Russ Roberts calls the active ingredient here "prudence" ("because it’s an Adam Smith word," and I swear if I hear him mention Smith or Hayek on his damn show one more time…) but I’m going to go ahead and say that’s probably not the deciding factor. Instead, I’m going to go with "life is complicated and people are busy."

Let’s take the following as axioms: 1) each individual has only so much time in a day; 2) everything takes some time; 3) individual computation power is limited and exhaustable within certain temporal boundaries. While behvaioral economics certainly has grappled with the third proposition, I’m not really sure economics as a field has dealt well with the first two, especially in conjunction with the third. But I would argue that they’re really, really important, and even more important in light of the broad political movement over the past few decades to shift from state provision or command-oriented economies to market mechanisms and consumer sovereignty. Because, while you can make a lot of compelling arguments in a set of cases considered in isolation for "more market," if you look at the aggregate impact of vastly increasing both the number and complexity of choices/time-unit average individuals need to make you might be looking at a recipe for disaster.
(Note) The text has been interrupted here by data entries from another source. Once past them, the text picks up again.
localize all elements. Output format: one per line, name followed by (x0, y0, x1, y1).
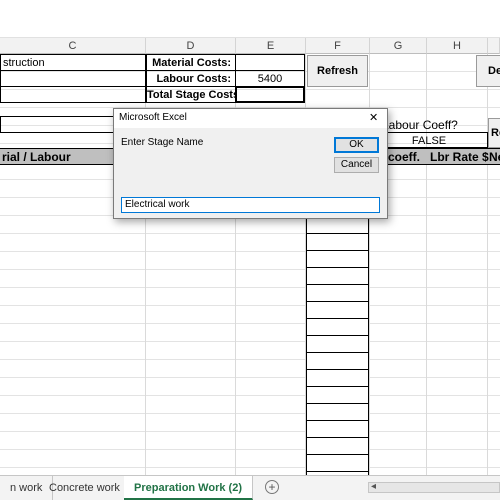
material-costs-value[interactable] (235, 54, 305, 71)
de-button[interactable]: De (476, 55, 500, 87)
ok-button[interactable]: OK (334, 137, 379, 153)
header-ne: Ne (489, 150, 500, 164)
column-header-e[interactable]: E (236, 38, 306, 54)
labour-costs-label: Labour Costs: (146, 70, 236, 87)
column-header-f[interactable]: F (306, 38, 370, 54)
scroll-left-icon[interactable]: ◂ (371, 481, 376, 492)
column-header-d[interactable]: D (146, 38, 236, 54)
horizontal-scrollbar[interactable]: ◂ (368, 481, 500, 493)
re-button[interactable]: Re (488, 118, 500, 148)
cancel-button[interactable]: Cancel (334, 157, 379, 173)
column-header-next[interactable] (488, 38, 500, 54)
dialog-prompt: Enter Stage Name (121, 137, 204, 148)
input-dialog: Microsoft Excel ✕ Enter Stage Name OK Ca… (113, 108, 388, 219)
material-costs-label: Material Costs: (146, 54, 236, 71)
column-header-h[interactable]: H (427, 38, 488, 54)
column-header-g[interactable]: G (370, 38, 427, 54)
close-icon[interactable]: ✕ (369, 111, 378, 124)
cell-c-row3[interactable] (0, 86, 146, 103)
column-header-c[interactable]: C (0, 38, 146, 54)
total-stage-costs-value[interactable] (235, 86, 305, 103)
cell-c-row2[interactable] (0, 70, 146, 87)
add-sheet-icon[interactable]: + (265, 480, 279, 494)
refresh-button[interactable]: Refresh (307, 55, 368, 87)
formula-area (0, 0, 500, 38)
dialog-title: Microsoft Excel (119, 112, 187, 123)
total-stage-costs-label: Total Stage Costs: (146, 86, 236, 103)
labour-costs-value[interactable]: 5400 (235, 70, 305, 87)
header-lbr-rate: Lbr Rate $ (430, 150, 489, 164)
sheet-tab-concrete-work[interactable]: Concrete work (39, 476, 131, 500)
stage-name-input[interactable]: Electrical work (121, 197, 380, 213)
sheet-tab-preparation-work-2[interactable]: Preparation Work (2) (124, 476, 253, 500)
header-material-labour: rial / Labour (2, 150, 71, 164)
cell-c-title[interactable]: struction (0, 54, 146, 71)
dialog-titlebar[interactable]: Microsoft Excel ✕ (114, 109, 387, 128)
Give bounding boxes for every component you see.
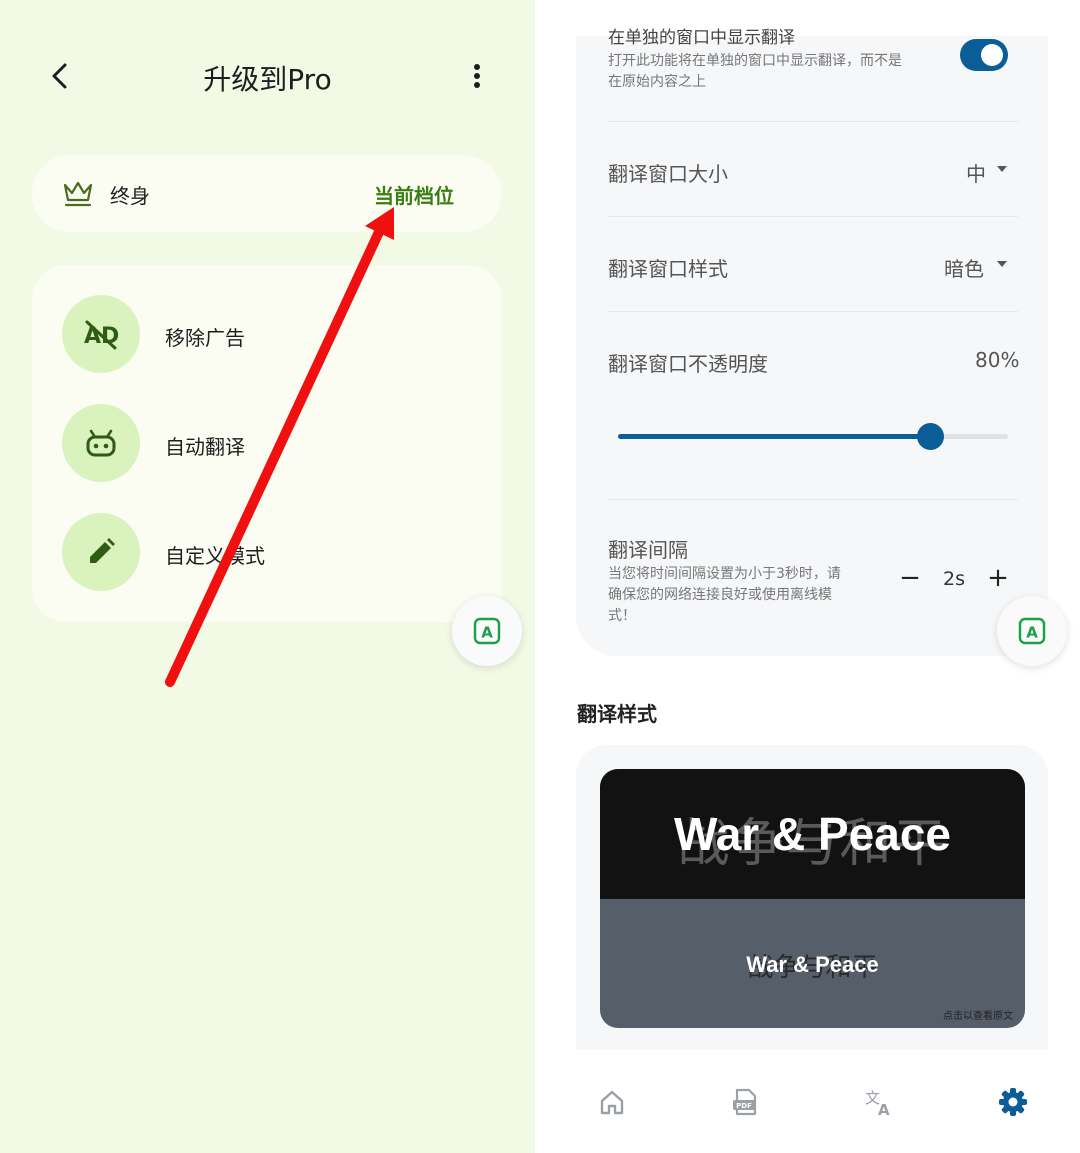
feature-auto-translate: 自动翻译: [165, 435, 245, 459]
translate-icon: 文 A: [865, 1089, 890, 1117]
robot-icon: [62, 404, 140, 482]
upgrade-pro-screen: 升级到Pro 终身 当前档位 AD 移除广告 自动翻译 自定义模式: [0, 0, 535, 1153]
slider-fill: [618, 434, 930, 439]
caret-down-icon: [997, 166, 1007, 172]
translate-a-icon: A: [473, 617, 501, 645]
interval-desc-2: 确保您的网络连接良好或使用离线模: [608, 587, 832, 603]
window-opacity-value: 80%: [975, 348, 1020, 372]
svg-text:A: A: [481, 624, 493, 642]
window-size-select[interactable]: 中: [966, 158, 986, 187]
home-icon: [600, 1090, 624, 1115]
interval-label: 翻译间隔: [608, 538, 688, 562]
translate-fab[interactable]: A: [452, 596, 522, 666]
pencil-icon: [62, 513, 140, 591]
caret-down-icon: [997, 261, 1007, 267]
interval-desc-3: 式！: [608, 608, 636, 624]
pdf-icon: PDF: [733, 1088, 757, 1116]
svg-text:A: A: [878, 1101, 890, 1117]
divider: [608, 311, 1018, 312]
chevron-left-icon: [52, 63, 67, 89]
settings-screen: 在单独的窗口中显示翻译 打开此功能将在单独的窗口中显示翻译，而不是 在原始内容之…: [535, 0, 1080, 1153]
divider: [608, 499, 1018, 500]
nav-home[interactable]: [594, 1084, 630, 1120]
window-style-label: 翻译窗口样式: [608, 257, 728, 281]
separate-window-toggle[interactable]: [960, 39, 1008, 71]
translation-style-title: 翻译样式: [577, 702, 657, 726]
tier-name: 终身: [110, 184, 150, 208]
divider: [608, 121, 1018, 122]
window-option-title: 在单独的窗口中显示翻译: [608, 28, 795, 48]
interval-desc-1: 当您将时间间隔设置为小于3秒时，请: [608, 566, 841, 582]
feature-remove-ads: 移除广告: [165, 326, 245, 350]
interval-value: 2s: [943, 568, 965, 590]
preview-translation-large: War & Peace: [674, 808, 951, 860]
more-vert-icon: [474, 64, 480, 88]
svg-text:A: A: [1026, 624, 1038, 642]
crown-icon: [63, 181, 93, 207]
window-option-desc-2: 在原始内容之上: [608, 74, 706, 90]
nav-pdf[interactable]: PDF: [727, 1084, 763, 1120]
preview-hint: 点击以查看原文: [943, 1011, 1013, 1022]
back-button[interactable]: [40, 56, 80, 96]
ad-off-icon: AD: [62, 295, 140, 373]
settings-card: [576, 36, 1048, 656]
toggle-knob: [981, 44, 1003, 66]
divider: [608, 216, 1018, 217]
window-size-label: 翻译窗口大小: [608, 162, 728, 186]
svg-text:PDF: PDF: [736, 1102, 752, 1110]
window-style-select[interactable]: 暗色: [944, 253, 984, 282]
translate-a-icon: A: [1018, 617, 1046, 645]
nav-translate[interactable]: 文 A: [861, 1084, 897, 1120]
window-opacity-label: 翻译窗口不透明度: [608, 352, 768, 376]
nav-settings[interactable]: [995, 1084, 1031, 1120]
interval-increase-button[interactable]: +: [983, 563, 1013, 593]
feature-custom-mode: 自定义模式: [165, 544, 265, 568]
page-title: 升级到Pro: [203, 63, 332, 96]
preview-dark-area: 战争与和平 War & Peace: [600, 769, 1025, 899]
translate-fab[interactable]: A: [997, 596, 1067, 666]
window-option-desc-1: 打开此功能将在单独的窗口中显示翻译，而不是: [608, 53, 902, 69]
opacity-slider[interactable]: [618, 423, 1008, 450]
gear-icon: [999, 1088, 1027, 1116]
interval-decrease-button[interactable]: −: [895, 563, 925, 593]
current-tier-badge: 当前档位: [374, 184, 454, 208]
more-options-button[interactable]: [462, 56, 492, 96]
translation-style-preview[interactable]: 战争与和平 War & Peace 战争与和平 War & Peace 点击以查…: [600, 769, 1025, 1028]
preview-translation-small: War & Peace: [746, 952, 879, 977]
slider-thumb[interactable]: [917, 423, 944, 450]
Now, the libertarian-inclined might say "I consider that on some fundamental level irrelevant, individual freedom of choice is a first principle." And while I am not particular inclined to guide public policy on an a-consequentalist political philosophy that doesn’t distinguish humans from computers, let’s stow the philosophical argument for now – certainly most libertarians are not anarchists so even that principle has its bending point – and arbitrarily accept that some individual decisions should/must be made collectively by agents of the group, and say, "well, what should they be?"

I’m going to go ahead and say "access to medical care" (as opposed to all medical decisions) should be way, way, way up near the top of that list. Medicine is complicated. Really, really complicated. Medical decisions are loaded with moral and personal and interpersonal signficance about the value of life. So why should we a) complicate medical decision-making with the notoriously Byzantine private health insurance industry or b) complicate critical non-medical life decisions (like labor market decisions) with medical implications. It’s hard enough to decide whether to move your family to take a job; it’s hard enough to decide the best way to care for a dying loved one; and everything else in life – balancing checkbooks, balancing schedules, balancing obligations to friends and family and coworkers and community and the self, balancing pleasure and work – is hard and complicated enough without having to constantly worry about the status of your health insurance or whether your health problems will bankrupt you or which doctor or clinic or specialist takes which insurance and which jobs offer which kinds of insurance. Life is hard and complicated enough. Hard and complicated enough that you might not even notice if the state sends you an envelope with a too-good-to-be-true offer of free health care, or that you might not have the time, ability, or wherewithal to verify the offer or submit the paperwork if you did.